Gulls in flight at Carburn Park

I like photographing birds – no surprise to those who follow this blog.  I’m not a birder with a long list of life birds but I really enjoy watching almost every bird I see, particularly when they are in motion.  Several days ago at Carburn Park the sky was overcast, snow fell and wind out of the north had a bit of a bite to it.  A great day to watch and photograph along the Bow River.

At one bend there was a small colony of California gulls.  A few flew off in the time I watched them.  Although these gulls are common around Calgary’s rivers through the winter, and can be easily found at any time, I had fun watching these ones fly by.


4 responses

  1. They certainly can be impressive–and such characters!
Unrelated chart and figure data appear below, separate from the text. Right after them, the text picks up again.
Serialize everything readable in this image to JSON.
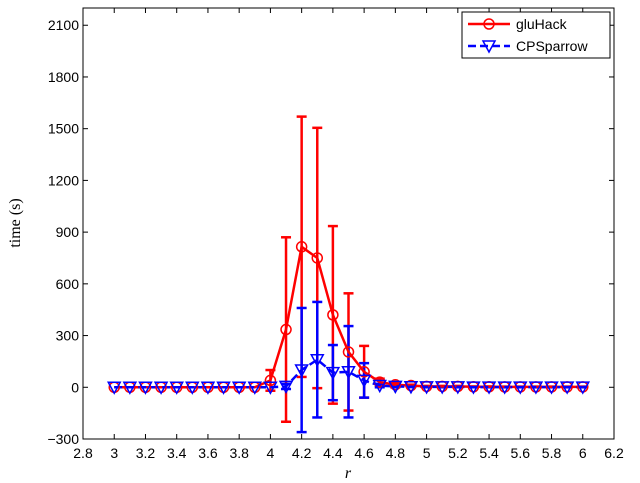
{
  "chart_data": {
    "type": "line",
    "title": "",
    "xlabel": "r",
    "ylabel": "time (s)",
    "xlim": [
      2.8,
      6.2
    ],
    "ylim": [
      -300,
      2200
    ],
    "xticks": [
      "2.8",
      "3",
      "3.2",
      "3.4",
      "3.6",
      "3.8",
      "4",
      "4.2",
      "4.4",
      "4.6",
      "4.8",
      "5",
      "5.2",
      "5.4",
      "5.6",
      "5.8",
      "6",
      "6.2"
    ],
    "xtick_values": [
      2.8,
      3,
      3.2,
      3.4,
      3.6,
      3.8,
      4,
      4.2,
      4.4,
      4.6,
      4.8,
      5,
      5.2,
      5.4,
      5.6,
      5.8,
      6,
      6.2
    ],
    "yticks": [
      "−300",
      "0",
      "300",
      "600",
      "900",
      "1200",
      "1500",
      "1800",
      "2100"
    ],
    "ytick_values": [
      -300,
      0,
      300,
      600,
      900,
      1200,
      1500,
      1800,
      2100
    ],
    "grid": false,
    "legend_position": "top-right",
    "x": [
      3.0,
      3.1,
      3.2,
      3.3,
      3.4,
      3.5,
      3.6,
      3.7,
      3.8,
      3.9,
      4.0,
      4.1,
      4.2,
      4.3,
      4.4,
      4.5,
      4.6,
      4.7,
      4.8,
      4.9,
      5.0,
      5.1,
      5.2,
      5.3,
      5.4,
      5.5,
      5.6,
      5.7,
      5.8,
      5.9,
      6.0
    ],
    "series": [
      {
        "name": "gluHack",
        "color": "#ff0000",
        "marker": "circle",
        "line_style": "solid",
        "values": [
          0,
          0,
          0,
          0,
          0,
          0,
          0,
          0,
          0,
          0,
          40,
          335,
          815,
          750,
          420,
          205,
          90,
          30,
          15,
          10,
          5,
          5,
          5,
          3,
          3,
          2,
          2,
          2,
          2,
          2,
          2
        ],
        "err": [
          0,
          0,
          0,
          0,
          0,
          0,
          0,
          0,
          0,
          0,
          60,
          535,
          755,
          755,
          515,
          340,
          150,
          20,
          10,
          5,
          3,
          3,
          3,
          2,
          2,
          2,
          2,
          2,
          2,
          2,
          2
        ]
      },
      {
        "name": "CPSparrow",
        "color": "#0000ff",
        "marker": "triangle-down",
        "line_style": "dashed",
        "values": [
          0,
          0,
          0,
          0,
          0,
          0,
          0,
          0,
          0,
          0,
          0,
          5,
          100,
          160,
          85,
          90,
          40,
          10,
          5,
          3,
          2,
          2,
          2,
          1,
          1,
          1,
          1,
          1,
          1,
          1,
          1
        ],
        "err": [
          0,
          0,
          0,
          0,
          0,
          0,
          0,
          0,
          0,
          0,
          0,
          15,
          360,
          335,
          160,
          265,
          100,
          10,
          5,
          2,
          2,
          2,
          2,
          1,
          1,
          1,
          1,
          1,
          1,
          1,
          1
        ]
      }
    ]
  }
}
    April 12, 2018 at 7:55 pm

  2. I love all of your photos. I am hoping you can make some suggestions on some spots to photograph the Milky Way near Canmore/Banff. I will be visiting at the end of May and if the skies are clear I’d love to do some astrophotography. I’ve been to Canmore/Banff several times but have not done night photography there so I haven’t scouted locations. Thanks so much.
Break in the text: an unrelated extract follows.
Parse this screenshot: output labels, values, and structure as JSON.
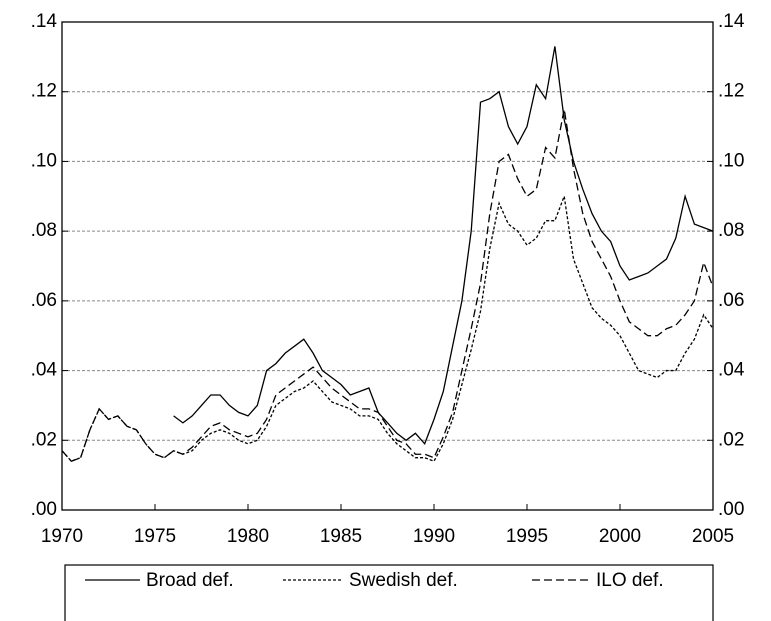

    March 27, 2018 at 8:47 am

    • Hi Mara,

      Thank you! I always appreciate your comments.

      I am sad to report that May is not a good time to see the Milky Way in Alberta. At that time of the year, the Milky Way lays parallel to and low along the horizon. In summer, June onwards, it stands up – perpendicular to the horizon – and stretches up through the night sky. I’ve learned a lot from Alan Dyer and this link is a great reference for photographing the Milky Way and details how it moves through the heavens over the year: You can check the Milky Way’s location for the exact days that you will be visiting – hopefully it will be visible for you.

      The Milky Way may prove elusive in May but one of our best Aurora Borealis shows was in May last year. I hope there is a repeat of the activity when you are visiting.
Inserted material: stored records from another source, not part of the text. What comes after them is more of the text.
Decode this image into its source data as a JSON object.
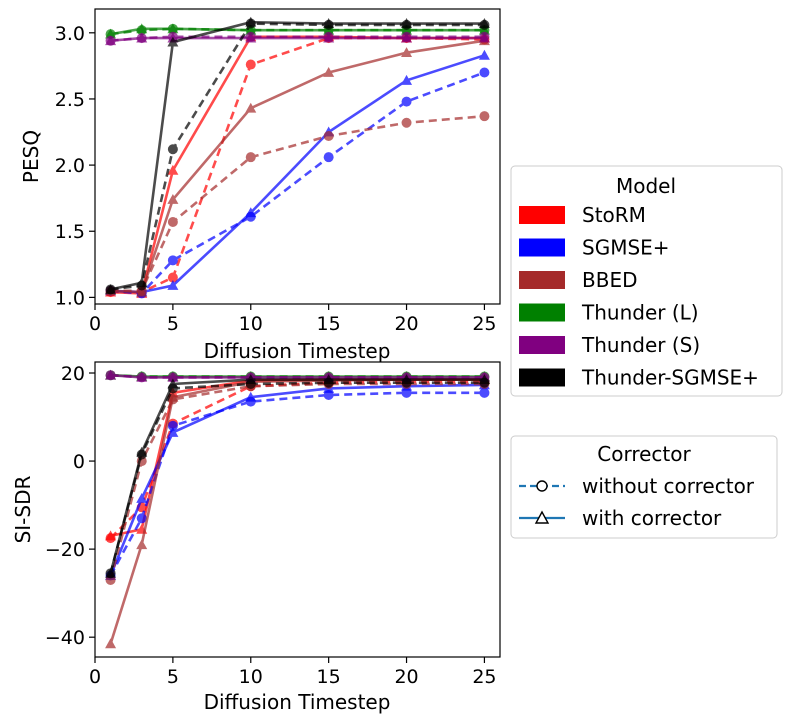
{
  "chart_data": [
    {
      "type": "line",
      "id": "pesq",
      "ylabel": "PESQ",
      "xlabel": "Diffusion Timestep",
      "xlim": [
        0,
        26
      ],
      "ylim": [
        0.95,
        3.18
      ],
      "xticks": [
        0,
        5,
        10,
        15,
        20,
        25
      ],
      "yticks": [
        1.0,
        1.5,
        2.0,
        2.5,
        3.0
      ],
      "ytick_labels": [
        "1.0",
        "1.5",
        "2.0",
        "2.5",
        "3.0"
      ],
      "x": [
        1,
        3,
        5,
        10,
        15,
        20,
        25
      ],
      "series": [
        {
          "name": "StoRM",
          "corrector": "without corrector",
          "values": [
            1.04,
            1.04,
            1.15,
            2.76,
            2.96,
            2.96,
            2.95
          ]
        },
        {
          "name": "StoRM",
          "corrector": "with corrector",
          "values": [
            1.04,
            1.03,
            1.96,
            2.97,
            2.97,
            2.96,
            2.96
          ]
        },
        {
          "name": "SGMSE+",
          "corrector": "without corrector",
          "values": [
            1.05,
            1.03,
            1.28,
            1.61,
            2.06,
            2.48,
            2.7
          ]
        },
        {
          "name": "SGMSE+",
          "corrector": "with corrector",
          "values": [
            1.05,
            1.04,
            1.09,
            1.64,
            2.25,
            2.64,
            2.83
          ]
        },
        {
          "name": "BBED",
          "corrector": "without corrector",
          "values": [
            1.05,
            1.05,
            1.57,
            2.06,
            2.22,
            2.32,
            2.37
          ]
        },
        {
          "name": "BBED",
          "corrector": "with corrector",
          "values": [
            1.05,
            1.04,
            1.74,
            2.43,
            2.7,
            2.85,
            2.94
          ]
        },
        {
          "name": "Thunder (L)",
          "corrector": "without corrector",
          "values": [
            2.99,
            3.02,
            3.03,
            3.02,
            3.02,
            3.02,
            3.02
          ]
        },
        {
          "name": "Thunder (L)",
          "corrector": "with corrector",
          "values": [
            2.99,
            3.03,
            3.03,
            3.02,
            3.02,
            3.02,
            3.02
          ]
        },
        {
          "name": "Thunder (S)",
          "corrector": "without corrector",
          "values": [
            2.94,
            2.96,
            2.97,
            2.97,
            2.97,
            2.97,
            2.97
          ]
        },
        {
          "name": "Thunder (S)",
          "corrector": "with corrector",
          "values": [
            2.94,
            2.96,
            2.96,
            2.96,
            2.96,
            2.96,
            2.96
          ]
        },
        {
          "name": "Thunder-SGMSE+",
          "corrector": "without corrector",
          "values": [
            1.06,
            1.09,
            2.12,
            3.07,
            3.06,
            3.06,
            3.06
          ]
        },
        {
          "name": "Thunder-SGMSE+",
          "corrector": "with corrector",
          "values": [
            1.06,
            1.11,
            2.93,
            3.08,
            3.07,
            3.07,
            3.07
          ]
        }
      ]
    },
    {
      "type": "line",
      "id": "sisdr",
      "ylabel": "SI-SDR",
      "xlabel": "Diffusion Timestep",
      "xlim": [
        0,
        26
      ],
      "ylim": [
        -44.5,
        22.5
      ],
      "xticks": [
        0,
        5,
        10,
        15,
        20,
        25
      ],
      "yticks": [
        -40,
        -20,
        0,
        20
      ],
      "ytick_labels": [
        "−40",
        "−20",
        "0",
        "20"
      ],
      "x": [
        1,
        3,
        5,
        10,
        15,
        20,
        25
      ],
      "series": [
        {
          "name": "StoRM",
          "corrector": "without corrector",
          "values": [
            -17.5,
            -10.5,
            8.5,
            17.0,
            17.8,
            18.0,
            18.0
          ]
        },
        {
          "name": "StoRM",
          "corrector": "with corrector",
          "values": [
            -17.0,
            -15.5,
            15.5,
            18.3,
            18.5,
            18.5,
            18.5
          ]
        },
        {
          "name": "SGMSE+",
          "corrector": "without corrector",
          "values": [
            -26.0,
            -13.0,
            8.0,
            13.5,
            15.0,
            15.5,
            15.5
          ]
        },
        {
          "name": "SGMSE+",
          "corrector": "with corrector",
          "values": [
            -26.0,
            -8.5,
            6.5,
            14.5,
            16.5,
            17.0,
            17.3
          ]
        },
        {
          "name": "BBED",
          "corrector": "without corrector",
          "values": [
            -27.0,
            0.0,
            14.0,
            17.0,
            17.5,
            17.5,
            17.5
          ]
        },
        {
          "name": "BBED",
          "corrector": "with corrector",
          "values": [
            -41.5,
            -19.0,
            14.5,
            18.0,
            18.3,
            18.5,
            18.5
          ]
        },
        {
          "name": "Thunder (L)",
          "corrector": "without corrector",
          "values": [
            19.5,
            19.2,
            19.2,
            19.2,
            19.2,
            19.2,
            19.2
          ]
        },
        {
          "name": "Thunder (L)",
          "corrector": "with corrector",
          "values": [
            19.5,
            19.2,
            19.2,
            19.2,
            19.2,
            19.2,
            19.2
          ]
        },
        {
          "name": "Thunder (S)",
          "corrector": "without corrector",
          "values": [
            19.5,
            19.0,
            19.0,
            19.0,
            19.0,
            19.0,
            19.0
          ]
        },
        {
          "name": "Thunder (S)",
          "corrector": "with corrector",
          "values": [
            19.5,
            19.0,
            19.0,
            19.0,
            19.0,
            19.0,
            19.0
          ]
        },
        {
          "name": "Thunder-SGMSE+",
          "corrector": "without corrector",
          "values": [
            -25.5,
            1.5,
            16.5,
            17.5,
            17.8,
            17.8,
            17.8
          ]
        },
        {
          "name": "Thunder-SGMSE+",
          "corrector": "with corrector",
          "values": [
            -25.5,
            2.0,
            17.5,
            18.5,
            18.5,
            18.5,
            18.5
          ]
        }
      ]
    }
  ],
  "legend_model": {
    "title": "Model",
    "entries": [
      {
        "label": "StoRM",
        "color": "#ff0000"
      },
      {
        "label": "SGMSE+",
        "color": "#0000ff"
      },
      {
        "label": "BBED",
        "color": "#a52a2a"
      },
      {
        "label": "Thunder (L)",
        "color": "#008000"
      },
      {
        "label": "Thunder (S)",
        "color": "#800080"
      },
      {
        "label": "Thunder-SGMSE+",
        "color": "#000000"
      }
    ]
  },
  "legend_corrector": {
    "title": "Corrector",
    "entries": [
      {
        "label": "without corrector",
        "style": "dashed",
        "marker": "circle",
        "color": "#1f77b4"
      },
      {
        "label": "with corrector",
        "style": "solid",
        "marker": "triangle",
        "color": "#1f77b4"
      }
    ]
  }
}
      For locations, I believe the Milky Way will be rising late in the eastern sky. In Alan’s article, he lists a couple of different programs which can pinpoint exactly where celestial objects will be at a specific time. The best views eastward from Banff that I know of are: the Banff scenic viewpoint that is up Mt. Norquay Scenic drive (it has an incredible view over the Bow Valley, the Banff townsite, Mount Rundle and more – if the Milky Way comes up enough that you could see it there, it would be beautiful); the Vermilion Lakes look eastward back to Banff and Mount Rundle but the mountains may block the Milky Way in May; Lake Minnewanka’s western shoreline could work well but it depends on the rise (again!). East of Canmore, you can drive along Highway 1A (Bow Valley Trail) eastward toward Cochrane (which is about 1/2 hour west of Calgary). It’s a lovely drive out of the mountains and into rolling hills. About halfway along is Ghost Lake which has a number of nice viewpoints on the north side of the lake where you may be able to photograph the Milky Way rising in the east. The McDougall Memorial United Church is one of these and is a pretty building which would provide a great foreground.

      Even without the Milky Way, the views throughout the day and night at all of these spots is worthwhile enjoying. I hope you do and that the Milky Way finds its way infront of your camera when you visit.



      March 30, 2018 at 11:59 pm

  3. There’s a poetic , almost mystical quality to the grey gull agains the pale sky. This from a bird most Albertans group with pigeons and magpies in the class of undesirables.